I don't know if it's related, but if it can help you:
* When watching a video in full screen, the video sometimes rolls back to normal size without any input.

Computer:
Vista Ultimate, Pentium D 945 @ 3.77 GHz, 2.5 GB RAM, GeForce 7600GT, DirectX 10, Logitech MX Revolution mouse, Creative USB SoundBlaster sound card

Thanks!!


----------



## jo9100 (Mar 26, 2007)

Also, un-overclocking didn't make any changes


----------



## Super-D-38 (Apr 25, 2002)

Well, heres another Vista machine with a Win XP game... 
Some have no trouble with games, while others can't get games to work at any cost. 

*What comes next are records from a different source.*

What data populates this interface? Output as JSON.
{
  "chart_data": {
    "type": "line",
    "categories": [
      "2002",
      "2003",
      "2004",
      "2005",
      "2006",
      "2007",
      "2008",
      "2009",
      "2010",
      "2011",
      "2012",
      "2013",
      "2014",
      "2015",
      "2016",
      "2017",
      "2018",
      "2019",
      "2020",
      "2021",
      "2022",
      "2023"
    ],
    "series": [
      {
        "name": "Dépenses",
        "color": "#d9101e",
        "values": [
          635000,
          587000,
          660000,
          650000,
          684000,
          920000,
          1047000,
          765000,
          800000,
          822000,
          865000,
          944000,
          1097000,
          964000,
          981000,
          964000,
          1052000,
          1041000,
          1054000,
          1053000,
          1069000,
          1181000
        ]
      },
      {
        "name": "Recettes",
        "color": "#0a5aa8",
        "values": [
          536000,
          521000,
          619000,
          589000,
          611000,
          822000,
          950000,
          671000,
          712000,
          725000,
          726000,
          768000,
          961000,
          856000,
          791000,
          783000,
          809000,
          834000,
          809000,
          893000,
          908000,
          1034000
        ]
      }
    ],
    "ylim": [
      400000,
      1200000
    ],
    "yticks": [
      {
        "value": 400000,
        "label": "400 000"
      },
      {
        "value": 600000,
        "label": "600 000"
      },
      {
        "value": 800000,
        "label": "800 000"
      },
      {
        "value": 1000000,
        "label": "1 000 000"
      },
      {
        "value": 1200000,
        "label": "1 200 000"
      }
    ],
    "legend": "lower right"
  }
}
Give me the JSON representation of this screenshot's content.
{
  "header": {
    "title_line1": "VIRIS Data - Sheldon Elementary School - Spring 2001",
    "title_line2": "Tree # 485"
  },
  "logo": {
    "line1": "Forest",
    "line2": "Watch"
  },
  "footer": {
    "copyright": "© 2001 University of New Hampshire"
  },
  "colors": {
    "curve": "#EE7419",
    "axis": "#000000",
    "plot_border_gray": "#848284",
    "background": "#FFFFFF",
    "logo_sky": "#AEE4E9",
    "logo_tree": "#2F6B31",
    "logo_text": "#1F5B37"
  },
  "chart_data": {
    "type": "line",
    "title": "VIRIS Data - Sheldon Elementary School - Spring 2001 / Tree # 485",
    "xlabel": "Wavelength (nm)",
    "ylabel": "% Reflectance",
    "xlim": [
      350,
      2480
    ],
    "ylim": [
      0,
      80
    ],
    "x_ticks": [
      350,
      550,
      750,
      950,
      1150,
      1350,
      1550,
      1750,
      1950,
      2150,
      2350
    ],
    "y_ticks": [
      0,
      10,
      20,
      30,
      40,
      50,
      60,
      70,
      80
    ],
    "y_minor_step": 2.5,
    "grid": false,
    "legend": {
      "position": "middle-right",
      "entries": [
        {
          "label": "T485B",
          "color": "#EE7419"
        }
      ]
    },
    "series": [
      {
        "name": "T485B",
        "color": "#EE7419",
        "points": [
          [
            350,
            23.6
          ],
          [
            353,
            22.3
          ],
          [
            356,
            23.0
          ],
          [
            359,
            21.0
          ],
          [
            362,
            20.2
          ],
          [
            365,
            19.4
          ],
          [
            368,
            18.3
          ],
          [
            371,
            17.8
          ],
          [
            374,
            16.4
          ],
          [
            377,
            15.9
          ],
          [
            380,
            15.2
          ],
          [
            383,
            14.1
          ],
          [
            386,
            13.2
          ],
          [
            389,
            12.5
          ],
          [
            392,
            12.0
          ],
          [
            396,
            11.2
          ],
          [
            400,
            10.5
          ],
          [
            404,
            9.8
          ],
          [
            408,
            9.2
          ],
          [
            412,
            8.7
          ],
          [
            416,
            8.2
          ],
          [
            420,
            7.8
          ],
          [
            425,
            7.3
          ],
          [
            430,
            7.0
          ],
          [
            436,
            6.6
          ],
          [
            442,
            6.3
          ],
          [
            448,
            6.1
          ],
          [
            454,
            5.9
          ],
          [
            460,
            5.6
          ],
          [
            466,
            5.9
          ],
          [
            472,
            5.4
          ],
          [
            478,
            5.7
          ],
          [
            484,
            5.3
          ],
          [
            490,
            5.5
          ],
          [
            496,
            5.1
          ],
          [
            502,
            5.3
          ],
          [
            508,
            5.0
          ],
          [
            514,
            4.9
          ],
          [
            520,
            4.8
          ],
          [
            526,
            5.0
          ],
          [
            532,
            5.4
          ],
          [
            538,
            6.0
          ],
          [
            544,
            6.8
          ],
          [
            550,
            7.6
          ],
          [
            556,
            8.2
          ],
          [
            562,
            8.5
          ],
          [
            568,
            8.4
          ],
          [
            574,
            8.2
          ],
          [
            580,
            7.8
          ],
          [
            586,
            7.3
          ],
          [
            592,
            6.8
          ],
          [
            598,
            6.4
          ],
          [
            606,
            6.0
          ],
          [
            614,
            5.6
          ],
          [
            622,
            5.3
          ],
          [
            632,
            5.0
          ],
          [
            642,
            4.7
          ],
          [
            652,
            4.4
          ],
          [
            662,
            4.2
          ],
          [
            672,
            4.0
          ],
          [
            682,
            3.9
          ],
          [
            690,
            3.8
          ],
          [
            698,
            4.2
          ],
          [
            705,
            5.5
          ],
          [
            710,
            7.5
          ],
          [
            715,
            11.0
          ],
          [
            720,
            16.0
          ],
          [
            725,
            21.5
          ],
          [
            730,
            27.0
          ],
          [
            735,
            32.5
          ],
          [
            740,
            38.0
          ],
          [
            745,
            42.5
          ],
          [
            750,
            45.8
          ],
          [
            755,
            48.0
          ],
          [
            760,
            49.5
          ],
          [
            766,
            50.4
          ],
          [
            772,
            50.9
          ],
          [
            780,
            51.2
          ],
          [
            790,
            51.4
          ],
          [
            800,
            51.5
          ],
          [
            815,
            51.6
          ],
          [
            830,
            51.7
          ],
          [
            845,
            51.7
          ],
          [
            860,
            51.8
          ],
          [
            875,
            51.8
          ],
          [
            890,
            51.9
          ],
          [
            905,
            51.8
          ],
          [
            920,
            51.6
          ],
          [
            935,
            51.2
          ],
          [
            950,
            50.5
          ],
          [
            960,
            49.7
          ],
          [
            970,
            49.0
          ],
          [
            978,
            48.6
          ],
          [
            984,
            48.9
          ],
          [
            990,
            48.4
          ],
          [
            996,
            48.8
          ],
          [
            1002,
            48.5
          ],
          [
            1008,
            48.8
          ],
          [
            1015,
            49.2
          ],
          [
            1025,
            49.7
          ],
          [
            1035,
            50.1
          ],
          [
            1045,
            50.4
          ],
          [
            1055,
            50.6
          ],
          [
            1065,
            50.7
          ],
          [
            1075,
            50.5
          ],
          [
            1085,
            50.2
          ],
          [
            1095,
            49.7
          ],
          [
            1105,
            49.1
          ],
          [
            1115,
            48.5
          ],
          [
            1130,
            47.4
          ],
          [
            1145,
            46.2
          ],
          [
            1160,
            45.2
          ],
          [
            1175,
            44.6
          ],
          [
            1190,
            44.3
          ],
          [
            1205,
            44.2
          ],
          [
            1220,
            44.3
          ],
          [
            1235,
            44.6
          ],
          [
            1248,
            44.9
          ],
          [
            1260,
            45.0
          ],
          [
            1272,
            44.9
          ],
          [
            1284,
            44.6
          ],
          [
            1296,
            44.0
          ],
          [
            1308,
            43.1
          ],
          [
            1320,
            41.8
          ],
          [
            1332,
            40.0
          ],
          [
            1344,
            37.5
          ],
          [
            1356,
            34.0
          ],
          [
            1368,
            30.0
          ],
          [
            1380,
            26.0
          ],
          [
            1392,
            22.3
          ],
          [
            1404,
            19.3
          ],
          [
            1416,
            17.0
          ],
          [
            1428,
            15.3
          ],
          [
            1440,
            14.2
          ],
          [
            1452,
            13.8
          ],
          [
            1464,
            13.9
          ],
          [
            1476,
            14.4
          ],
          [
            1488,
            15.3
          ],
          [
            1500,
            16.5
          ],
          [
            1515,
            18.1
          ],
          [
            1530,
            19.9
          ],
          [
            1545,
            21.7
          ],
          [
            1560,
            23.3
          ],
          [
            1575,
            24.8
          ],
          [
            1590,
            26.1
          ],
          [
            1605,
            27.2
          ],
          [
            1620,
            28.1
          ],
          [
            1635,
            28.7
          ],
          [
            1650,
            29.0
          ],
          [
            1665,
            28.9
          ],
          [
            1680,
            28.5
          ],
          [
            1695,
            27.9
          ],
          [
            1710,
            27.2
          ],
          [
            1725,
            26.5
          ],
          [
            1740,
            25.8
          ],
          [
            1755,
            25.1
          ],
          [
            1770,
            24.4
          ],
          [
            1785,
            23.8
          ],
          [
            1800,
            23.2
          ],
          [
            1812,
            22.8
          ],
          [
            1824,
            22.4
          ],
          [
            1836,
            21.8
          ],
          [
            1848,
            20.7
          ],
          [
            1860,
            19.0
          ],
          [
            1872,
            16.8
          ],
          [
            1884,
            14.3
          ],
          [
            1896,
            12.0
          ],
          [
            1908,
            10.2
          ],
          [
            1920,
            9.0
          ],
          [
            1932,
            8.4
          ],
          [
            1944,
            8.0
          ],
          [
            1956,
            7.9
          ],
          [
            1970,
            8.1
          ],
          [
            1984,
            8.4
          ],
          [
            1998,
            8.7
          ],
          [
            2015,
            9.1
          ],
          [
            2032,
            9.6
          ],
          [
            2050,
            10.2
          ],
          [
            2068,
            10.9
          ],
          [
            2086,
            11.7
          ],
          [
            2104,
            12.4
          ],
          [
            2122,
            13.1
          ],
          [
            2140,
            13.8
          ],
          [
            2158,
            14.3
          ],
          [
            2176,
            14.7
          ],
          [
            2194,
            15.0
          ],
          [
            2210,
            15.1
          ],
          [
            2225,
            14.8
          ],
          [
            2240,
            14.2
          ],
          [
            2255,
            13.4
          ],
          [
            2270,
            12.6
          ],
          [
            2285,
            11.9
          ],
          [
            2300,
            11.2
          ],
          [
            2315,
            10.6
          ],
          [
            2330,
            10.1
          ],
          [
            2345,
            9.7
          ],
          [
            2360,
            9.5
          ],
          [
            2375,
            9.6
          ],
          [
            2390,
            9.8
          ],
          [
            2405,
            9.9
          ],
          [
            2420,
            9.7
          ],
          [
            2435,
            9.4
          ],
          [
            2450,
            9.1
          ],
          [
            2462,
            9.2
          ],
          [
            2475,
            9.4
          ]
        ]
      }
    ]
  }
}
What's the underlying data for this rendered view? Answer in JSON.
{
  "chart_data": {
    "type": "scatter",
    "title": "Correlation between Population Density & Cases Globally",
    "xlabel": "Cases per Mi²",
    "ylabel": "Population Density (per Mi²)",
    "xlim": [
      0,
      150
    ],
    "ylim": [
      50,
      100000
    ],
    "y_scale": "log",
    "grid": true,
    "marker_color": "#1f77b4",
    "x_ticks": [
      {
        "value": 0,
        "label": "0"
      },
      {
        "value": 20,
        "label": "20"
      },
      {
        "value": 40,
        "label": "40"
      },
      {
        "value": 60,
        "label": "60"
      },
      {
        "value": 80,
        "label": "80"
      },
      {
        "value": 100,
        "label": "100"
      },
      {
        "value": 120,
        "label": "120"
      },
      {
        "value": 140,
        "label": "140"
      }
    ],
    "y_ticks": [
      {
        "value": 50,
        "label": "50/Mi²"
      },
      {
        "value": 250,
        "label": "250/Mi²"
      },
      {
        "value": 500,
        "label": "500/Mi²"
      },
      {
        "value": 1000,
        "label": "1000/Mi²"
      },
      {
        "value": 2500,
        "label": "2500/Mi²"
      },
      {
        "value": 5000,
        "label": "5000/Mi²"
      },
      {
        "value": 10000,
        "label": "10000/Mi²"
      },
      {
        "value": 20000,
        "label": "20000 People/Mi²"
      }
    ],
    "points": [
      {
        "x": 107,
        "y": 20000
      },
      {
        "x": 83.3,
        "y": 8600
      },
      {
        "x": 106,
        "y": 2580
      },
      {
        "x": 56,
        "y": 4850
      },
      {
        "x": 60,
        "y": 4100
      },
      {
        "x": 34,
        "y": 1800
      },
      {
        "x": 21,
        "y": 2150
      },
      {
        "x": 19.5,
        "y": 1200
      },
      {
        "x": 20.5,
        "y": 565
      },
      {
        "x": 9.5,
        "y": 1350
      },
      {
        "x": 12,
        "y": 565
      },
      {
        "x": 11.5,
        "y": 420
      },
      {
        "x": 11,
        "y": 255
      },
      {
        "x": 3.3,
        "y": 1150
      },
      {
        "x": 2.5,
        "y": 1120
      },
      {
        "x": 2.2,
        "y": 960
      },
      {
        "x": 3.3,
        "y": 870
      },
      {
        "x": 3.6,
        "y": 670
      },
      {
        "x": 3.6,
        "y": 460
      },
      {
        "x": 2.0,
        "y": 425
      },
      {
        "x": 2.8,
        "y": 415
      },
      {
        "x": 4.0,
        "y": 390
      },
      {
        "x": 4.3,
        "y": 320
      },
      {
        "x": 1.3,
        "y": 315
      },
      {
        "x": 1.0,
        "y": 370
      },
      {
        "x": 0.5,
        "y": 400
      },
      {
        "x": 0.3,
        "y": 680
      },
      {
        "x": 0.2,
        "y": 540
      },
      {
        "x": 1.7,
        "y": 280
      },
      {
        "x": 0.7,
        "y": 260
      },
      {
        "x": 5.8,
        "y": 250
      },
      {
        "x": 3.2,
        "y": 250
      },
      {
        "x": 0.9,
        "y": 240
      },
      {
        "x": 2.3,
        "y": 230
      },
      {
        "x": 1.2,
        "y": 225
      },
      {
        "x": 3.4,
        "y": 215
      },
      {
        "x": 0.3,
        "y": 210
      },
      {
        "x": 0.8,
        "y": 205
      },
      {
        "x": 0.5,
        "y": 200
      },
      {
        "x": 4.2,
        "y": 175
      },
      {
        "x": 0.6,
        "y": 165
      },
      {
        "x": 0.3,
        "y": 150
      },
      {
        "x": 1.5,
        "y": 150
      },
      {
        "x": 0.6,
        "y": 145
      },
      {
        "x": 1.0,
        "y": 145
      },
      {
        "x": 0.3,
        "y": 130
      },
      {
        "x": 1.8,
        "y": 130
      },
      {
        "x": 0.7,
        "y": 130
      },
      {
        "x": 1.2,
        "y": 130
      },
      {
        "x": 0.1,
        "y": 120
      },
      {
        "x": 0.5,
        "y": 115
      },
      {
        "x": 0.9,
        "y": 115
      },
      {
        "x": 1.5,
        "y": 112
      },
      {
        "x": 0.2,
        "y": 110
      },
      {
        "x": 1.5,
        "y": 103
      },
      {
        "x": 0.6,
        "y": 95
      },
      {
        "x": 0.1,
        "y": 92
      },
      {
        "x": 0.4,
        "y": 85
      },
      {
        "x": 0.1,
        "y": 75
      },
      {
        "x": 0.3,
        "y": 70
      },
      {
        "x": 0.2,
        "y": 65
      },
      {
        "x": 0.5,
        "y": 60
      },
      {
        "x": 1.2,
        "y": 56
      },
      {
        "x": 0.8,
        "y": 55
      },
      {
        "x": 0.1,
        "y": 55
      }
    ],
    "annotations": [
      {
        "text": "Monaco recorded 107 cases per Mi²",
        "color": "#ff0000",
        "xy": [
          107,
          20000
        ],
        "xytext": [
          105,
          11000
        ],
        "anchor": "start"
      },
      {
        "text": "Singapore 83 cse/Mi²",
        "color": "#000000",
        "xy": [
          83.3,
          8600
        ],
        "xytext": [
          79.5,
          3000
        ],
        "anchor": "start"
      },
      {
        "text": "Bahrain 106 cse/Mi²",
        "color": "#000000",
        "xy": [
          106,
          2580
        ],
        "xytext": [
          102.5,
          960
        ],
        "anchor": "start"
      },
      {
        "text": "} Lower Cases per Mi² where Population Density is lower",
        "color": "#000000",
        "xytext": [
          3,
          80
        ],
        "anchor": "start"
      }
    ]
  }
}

Just be sure your drivers are up to date and you have defragmented your hard drive.
That's as far as my suggestions can go as I have never tried Vista and kinda fear doing so.
It does sound video related though.


----------



## robohawk (Jun 29, 2008)

i see you have 2.5 gb ram thismay not apply but if your ram sticks are un equal like two 1 gb and two 256 mb your machine will only run the lowest matching sticks taking you down to 512 mb not 2.5gb if you have i 2bg and 1 512mb your only running 1/2 gb ram so make sure all sticks are even and if there is more than one installed make sure board bios are configured to dual channel.The card is a little outdated also try to ateast upgrade to geforce 8500 or 8600 recommended.85 is cheap and you can get lowest settings for most games.your gmae also should be set on lowest settings and make sure bacround tasks are limted as well which you can configure by going to start in the search type sys and choose system configuration.go in there and do not allow anything to start up that is not necessary.also if your playing behind a firewall this will eat up your process speed so its not recomended to allow the fire wall to start with windows if your not going to be accessing the internet.stopping the processes before they start will not affect most processes they will start when you need them to suach as google update will start when you access the internet


----------